Kut'un yaptığı basın açıklaması şöyle:
“20 Mayıs 2016'da Meclisi kendi varlığını sorgulayacak hale getiren, yasama ve kürsü dokunulmazlıklarını hiçe sayan dokunulmazlıkların kaldırılmasıyla başlayan süreç, faşizmin kurumsallaşması için atılan en kritik adımdı. Kurgusal olduğu şüphesi her geçen gün artan 15 Temmuz Darbe girişimi 20 Temmuz 2016'da OHAL rejiminin hayata geçmesine neden olurken,  bu gelişmelerin sonucunda HDP'ye yönelik düşmanlığın ve saldırıların artacağından kimsenin şüphesi yoktu.
Kürt sorununun çözümsüzlüğü üzerine inşa edilmeye çalışılan yeni rejim savaşı giderek derinleştirirken, içeride ve dışarıda Kürt halkının kazanımlarına yönelik saldırılar da yoğunlaştı.
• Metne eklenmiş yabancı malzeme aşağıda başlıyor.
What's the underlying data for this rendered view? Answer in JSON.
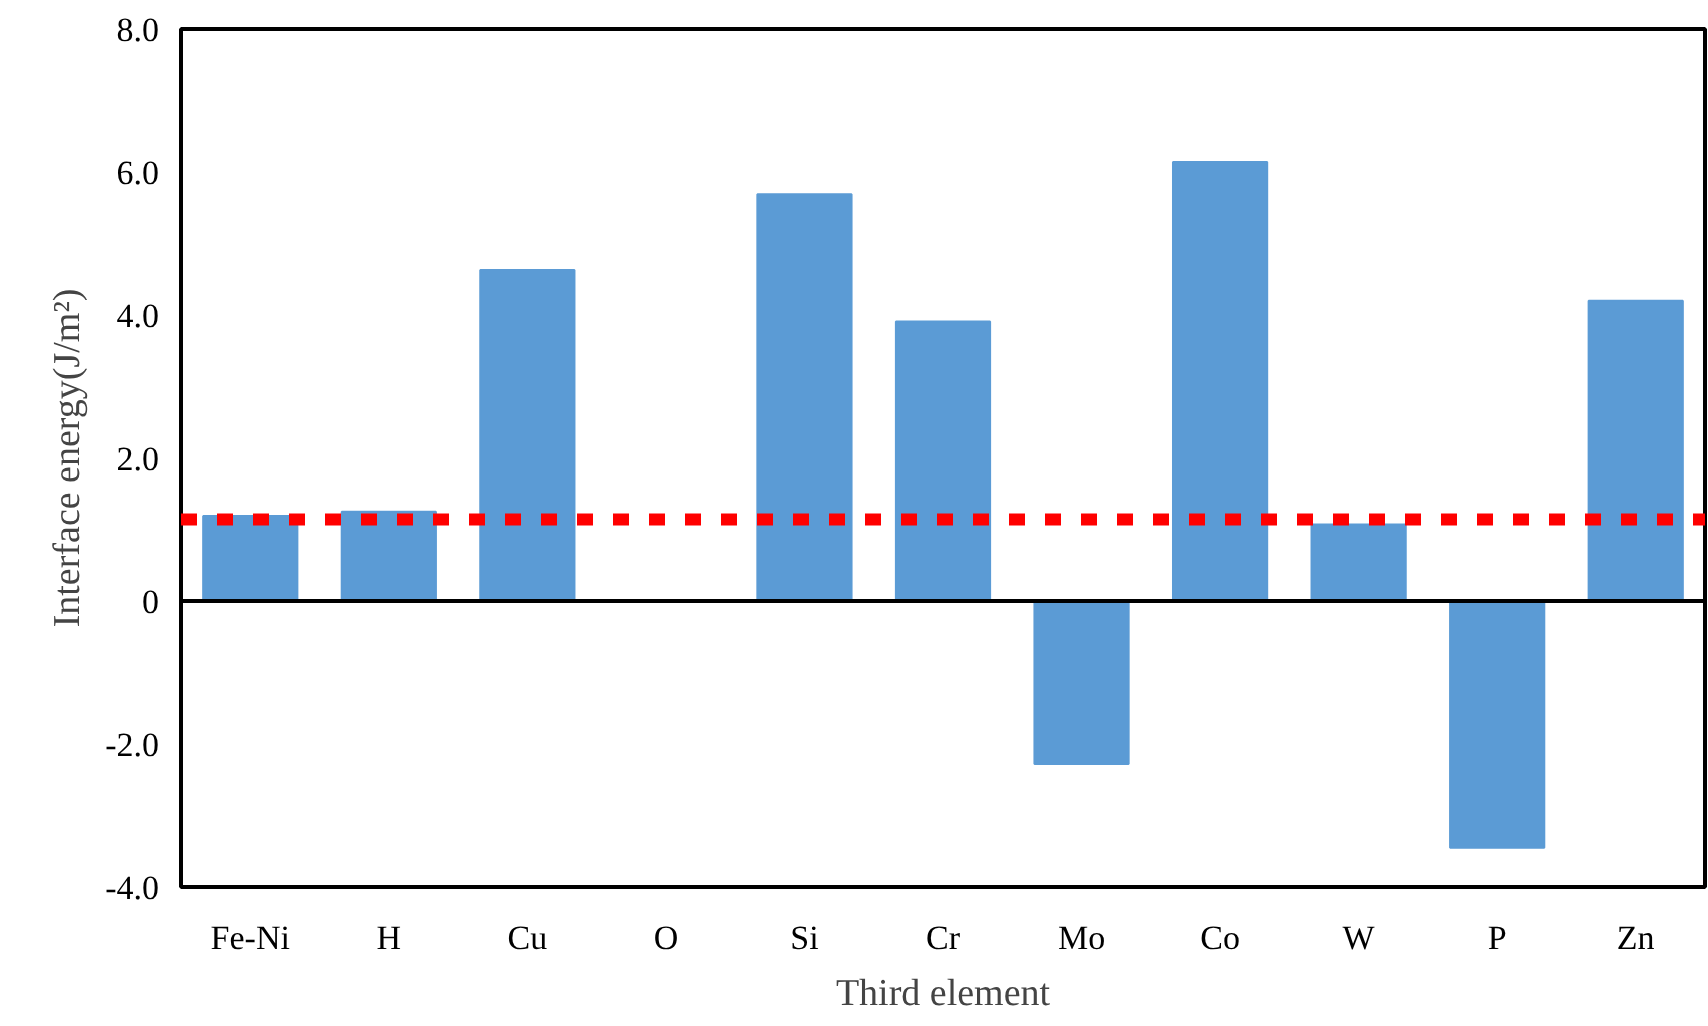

HDP muhalefetinden gücünü alan toplumun geniş kesimlerinin bu savaşa ve gidişata dur demesinin önünü kesmeyi amaçlayan iktidar, HDP’ye yönelik saldırılan Ekim ayı sonunda doruğa taşıdı. Önce belediyelerimize kayyum atadı, bileşen partilerimize ve başkanlarına yönelik operasyonlar arttı, belediye eş başkanlarımız tutuklandı, KHK ihraçları hızlandı, basın susturulmaya çalışıldı ve nihayetinde demokrasi ve özgürlüğün sesini kısmaya yönelik Eş Genel Başkanlarımız Figen Yüksekdağ, Selahattin Demirtaş ve vekillerimiz gözaltına alınıp tutuklandı. Bu tutuklamalar Türkiye siyasetinde yeni bir darbe girişimi olarak utanç sayfasında yerini alacaktır. 
Seçilmişlere yönelik bu saldın halkın özgür iradesine, eksikli de olsa bugüne kadar elde edilmişi demokratik kazanımlara yönelik, kabul edilemez bir siyasikırım operasyonudur. Faşizmin kurumsallaşmasının en önemli adımı olarak meclisin işlevsizleştirilmesi kuşkusuz Meclisin çoğulcu ve gerçek muhalif sesi olan HDP’nin susturulmasıyla mümkün olabilecekti. Ama asla susmadık ve susmayacağız. 
Soluk aldığımız her yerde barış ve demokrasi mücadelemizi faşizmin tüm saldırılarına karşı kararlı bir şekilde yükseltmeye yolumuzda ilerlemeye devam edeceğiz. “HDP ve bütün dostları ile birlikte içerde ve dışarıda faşizme karşı direneceğiz ve tarihsel olarak emin ol ki biz kazanacağız” diyen Eş Genel Başkanımızın ve tutsak tüm arkadaşlarımızın cezaevlerindeki onurlu direnişi bize yol gösterici olacaktır. 
Siyasi ve ekonomik krizin giderek derinleştiği, Türkiye’nin büyük bir yönetim krizine sürüklendiği son yıllarına damga vuran en önemli gerçeklik, tekçi otoriter rejimin inşa çabaları ile buna karşı direnen demokratik cumhuriyeti, çoğulculuğu, laikliği savunan, yeni yaşam için mücadele eden demokrasi güçleri olmuştur. Faşizmin kurumsallaşmasına karşı verilen mücadele faşizm yıkılana kadar devam edecektir. Savaşı şiddeti ve yoksulluğu halklarımızı dayatan, toplumu kutuplaştırarak iktidarın ömrünü uzatmaya çalışan Erdoğan rejimi milliyetçi, ırkçı söylemle ve bu çizgide kurduğu kirli ittifakla yol almaya çabalasa da, bu yolun çıkmaz sokak olduğunu bilinmelidir. Barış ve demokrasi mücadelesini kararlılıkla sürdüren partimizi, Türkiye halklarının ve emek demokrasi güçlerinin umudu olmaya devam ediyor."